Por Ariel Weinman
Ante las internas de la partidocracia, el pueblo respondió: “Anda payá, bobo”. Y seguimos bailando, pogueando, cantando, celebrando la alegría de encontrarse con los semejantes iguales a uno en las calles de la ciudad. Festejando que jugamos bien a la pelotita y le hacemos “pepas” a los imperios feos como la mona aunque se vistan de seda. Que además poseemos el don de la alegría y de la risa -no obstante pertenezcamos a la religión “expositiana” de “Primero hay que sabe sufrir, después amar, después partir. Y al fin andar sin pensamiento…”-, que no es alegrase por las desgracias ajenas ni reírse del sufrimiento de los perdedores, sino esa capacidad carnavalera, que es la habilidad de hacer la fiesta para “Gentes de cien mil raleas” porque paraliza la circulación y transforma cualquier avenida o autopista en una pista de baile, en una tribuna de aliento o una canchita, porque suspende las jerarquías, las divisiones, las fragmentaciones para poder compartir los gritos, el alcohol, los abrazos.

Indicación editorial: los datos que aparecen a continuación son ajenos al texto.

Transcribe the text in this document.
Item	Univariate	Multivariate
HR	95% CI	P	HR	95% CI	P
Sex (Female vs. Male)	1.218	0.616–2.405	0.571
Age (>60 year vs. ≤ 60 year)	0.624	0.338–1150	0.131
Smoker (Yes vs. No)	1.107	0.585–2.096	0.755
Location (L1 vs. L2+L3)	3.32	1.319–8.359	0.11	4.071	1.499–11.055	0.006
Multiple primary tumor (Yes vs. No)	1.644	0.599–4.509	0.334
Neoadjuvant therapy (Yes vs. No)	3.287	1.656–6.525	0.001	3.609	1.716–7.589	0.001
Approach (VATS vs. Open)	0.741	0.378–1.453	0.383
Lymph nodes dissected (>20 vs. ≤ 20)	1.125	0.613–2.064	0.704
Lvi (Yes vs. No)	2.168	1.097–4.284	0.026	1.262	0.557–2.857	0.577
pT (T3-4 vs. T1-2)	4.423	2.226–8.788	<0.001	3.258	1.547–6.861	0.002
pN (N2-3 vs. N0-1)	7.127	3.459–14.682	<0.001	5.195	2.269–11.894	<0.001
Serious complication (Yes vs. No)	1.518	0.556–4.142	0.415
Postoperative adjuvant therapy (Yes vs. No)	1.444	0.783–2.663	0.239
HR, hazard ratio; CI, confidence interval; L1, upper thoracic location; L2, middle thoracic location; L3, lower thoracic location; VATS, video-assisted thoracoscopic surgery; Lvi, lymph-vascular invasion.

Es decir, la pulsión de organizar el goce que siempre es el deseo de estar con otros y otras, algo que no se compra ni se vende, situado al margen de cualquier principio de utilidad, de todo cálculo, o sea, todo lo que se resiste a la ley del valor. Aquellas pequeñas cosas que no están en la naturaleza de las clases dominantes.
Y a los administradores de las pasiones tristes que pretendieron birlarnos el festejo, les contestamos: que la sigan mamando.